The chemical complexity of FCMs and FCAs presents a continuous challenge with regard to hazard and risk assessment for FCCs that may migrate into food and thus contribute to human chemical exposure. Indeed, many FCCs are known to be hazardous to human health. At the same time, many FCCs remain poorly characterized or even entirely unknown, as is often the case for non-intentionally added substances (NIAS), but also, surprisingly, for many intentionally added substances (IAS) as well. Overall, “there is a lot of uncertainty associated with the human exposure to FCCs and with the health effects to which these chemicals may contribute,” Scheringer emphasized.

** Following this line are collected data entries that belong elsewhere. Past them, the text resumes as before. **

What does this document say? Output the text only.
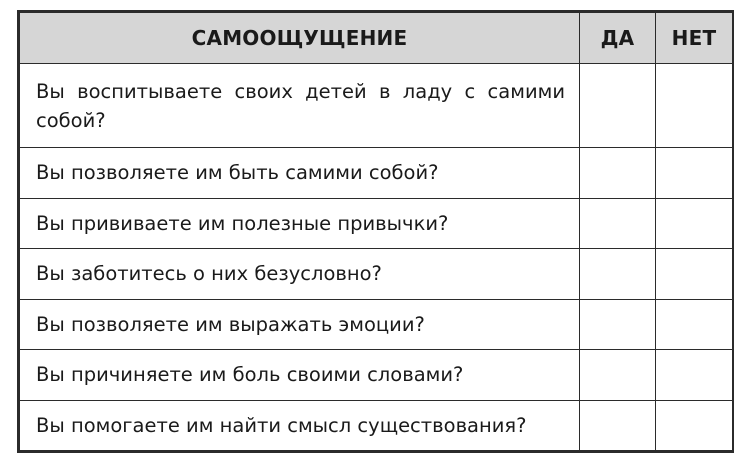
САМООЩУЩЕНИЕ	ДА	НЕТ
Вы воспитываете своих детей в ладу с самими собой?		
Вы позволяете им быть самими собой?		
Вы прививаете им полезные привычки?		
Вы заботитесь о них безусловно?		
Вы позволяете им выражать эмоции?		
Вы причиняете им боль своими словами?		
Вы помогаете им найти смысл существования?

In an effort to reduce this uncertainty, FPF initiated the project Food Contact Chemicals and Human Health (FCCH). In a first step, a database of intentionally added food contact chemicals (FCCdb) has been compiled. Currently, the FCCdb records over 12’000 FCCs extracted from over 50 globally sourced regulatory and industry documents. Based on available authoritative hazard data, 608 of these FCCs were prioritized as the most urgent substitution candidates. Based on authoritative hazard data, 608 FCCs were prioritized as the most urgent substitution candidates. A publication describing the FCCdb has been recently accepted in Environment International and will soon appear in print.
Currently, the FCCH project members focus on systematic mapping of literature on FCCs that are known to migrate or be extractable from FCMs/FCAS. Next, human exposure evidence from biomonitoring studies will be reviewed, and then the associations between the human exposure-relevant FCCs and adverse human health outcomes will be addressed.
Scheringer stressed that more types of toxic effects need to be considered, in particular endocrine disruption, when identifying FCCs which could be hazardous to human health. In addition, mixture toxicity needs to be properly addressed. To identify viable solutions, a continuous multi-stakeholder dialogue is essential, and one of the FPF’s mission is supporting and further developing such a dialogue among FCM experts from different backgrounds.
Muncke, J., et al. (2020). “Impacts of food contact chemicals on human health: a consensus statement.” Environmental Health 19: 25.